Winter festivals return amid fewer coronavirus cases

Yomiuri Shimbun file photo
People relax in kamakura snow huts in Yokote, Akita Prefecture, in February 2019.

Local festivals and events that were canceled or curtailed last winter are being resumed as coronavirus infections across the country drop to the lowest levels of the pandemic and the vaccination rate is high. Although many events are getting green-lighted, they have not returned to the scale seen prior to the pandemic, as concerns remain amid the emergence of the new omicron variant, which has been detected in several countries, and as cases surge in Europe.

Growing expectations

“We have high hopes that many travelers will visit,” said Atsushi Uchikawa, chairperson of the Yokote City Tourism Association in Yokote, Akita Prefecture, referring to Kamakura, an event that will be held on Feb. 15-16 for the first time in two years. The city will once again set up kamakura snow huts for tourists to visit and take photos of.
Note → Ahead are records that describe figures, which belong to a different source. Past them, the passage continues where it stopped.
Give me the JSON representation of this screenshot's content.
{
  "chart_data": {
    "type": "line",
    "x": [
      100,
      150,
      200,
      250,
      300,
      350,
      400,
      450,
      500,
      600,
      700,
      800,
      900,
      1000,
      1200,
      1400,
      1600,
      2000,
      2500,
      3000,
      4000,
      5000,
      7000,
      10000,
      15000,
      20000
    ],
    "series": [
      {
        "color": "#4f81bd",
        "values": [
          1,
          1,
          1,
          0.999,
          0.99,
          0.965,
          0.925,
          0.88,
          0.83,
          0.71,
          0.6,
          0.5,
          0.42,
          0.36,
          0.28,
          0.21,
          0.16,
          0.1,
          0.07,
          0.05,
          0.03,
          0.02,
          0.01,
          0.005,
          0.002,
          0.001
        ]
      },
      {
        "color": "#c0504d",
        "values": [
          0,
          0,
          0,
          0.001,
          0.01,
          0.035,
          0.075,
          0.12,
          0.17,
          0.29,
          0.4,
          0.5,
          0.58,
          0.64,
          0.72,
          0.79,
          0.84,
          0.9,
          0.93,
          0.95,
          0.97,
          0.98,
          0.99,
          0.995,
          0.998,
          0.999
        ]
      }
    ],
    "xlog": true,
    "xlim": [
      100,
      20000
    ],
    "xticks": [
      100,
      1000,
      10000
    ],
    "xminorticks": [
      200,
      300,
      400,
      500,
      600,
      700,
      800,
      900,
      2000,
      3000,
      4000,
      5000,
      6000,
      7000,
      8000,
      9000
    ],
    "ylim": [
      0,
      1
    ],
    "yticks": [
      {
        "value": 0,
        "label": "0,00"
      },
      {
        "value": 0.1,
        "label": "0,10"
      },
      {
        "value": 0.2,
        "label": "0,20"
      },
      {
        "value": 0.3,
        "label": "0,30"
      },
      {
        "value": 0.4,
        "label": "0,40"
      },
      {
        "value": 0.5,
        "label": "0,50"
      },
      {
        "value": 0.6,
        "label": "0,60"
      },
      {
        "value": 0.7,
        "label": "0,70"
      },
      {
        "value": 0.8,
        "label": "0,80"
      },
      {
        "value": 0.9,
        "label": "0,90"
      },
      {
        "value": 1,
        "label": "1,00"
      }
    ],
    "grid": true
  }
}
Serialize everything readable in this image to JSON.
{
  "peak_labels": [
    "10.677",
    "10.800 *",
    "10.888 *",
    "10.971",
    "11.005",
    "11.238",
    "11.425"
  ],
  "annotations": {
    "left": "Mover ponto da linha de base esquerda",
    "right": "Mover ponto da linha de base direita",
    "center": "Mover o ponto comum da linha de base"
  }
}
Yomiuri Shimbun file photo
Visitors to the Sapporo Snow Festival in Chuo Ward, Sapporo, view snow sculptures in February 2020.

The festival is an important event for the city because it attracts as many as 500,000 people. The city decided to hold the festival after taking into account various factors, including the vaccination rate.

Local children usually welcome visitors inside the snow huts and offer them amazake, a sweet non-alcoholic drink made with fermented rice and sake lees, but the tradition will be suspended next year.

“Some tourists to rural areas let their guard down, and it’s easy to become vulnerable,” Uchikawa said as a reason for scaling back some activities.

The city of Sapporo will hold the Sapporo Snow Festival from Feb. 5 through Feb. 12 for the first time in two years. Before the pandemic struck, more than 2 million visitors would attend the annual festival.

However, the event will be scaled back. The centerpiece of the festival, the creation of huge snow sculptures, will be canceled. Also, the organizer will work to ensure that festivalgoers do not linger too long in any one place. Booths selling food, drinks and goods will not be set up.

“We hope accommodations facilities near the event site will benefit, even if just a little,” said a Sapporo City Tourism Association official.

The Sendai Pageant of Starlight, an annual event in which Sendai’s downtown area is decorated and illuminated at night, will be held on a shortened schedule this year. The event will run from Dec. 18 through Dec. 31, which is 12 days shorter than the one held in 2019, and five days fewer than the one held last year. Also, the stretch of the illuminated section in Aoba Ward will be cut by about 200 meters compared to last year.

The annual Nagano Ebisu-ko Fireworks Festival was canceled last year, but held on Nov. 23 in the city of Nagano. However, the location from which the fireworks were launched was not announced until the day of the event, and paid spectator seating, which is usually set up, was dropped.

2nd year of cancellations

Several events have been canceled for the second year in a row.

Nagasaki City has canceled the Nagasaki Lantern Festival, an annual event held in February. The festival celebrates the Chinese New Year, based on the lunar calendar.

Before the pandemic hit, the event would draw 1 million spectators who would come to watch the parade of people clad in Chinese costumes, dancing dragons and other spectacles.

“We don’t know what the infection situation will be like next year, and it’s difficult to stop people from crowding,” an organizing committee official said.

However, the city will decorate urban areas with Chinese lanterns, a scaled-down event that is catered to residents, from Feb. 1 through Feb. 15.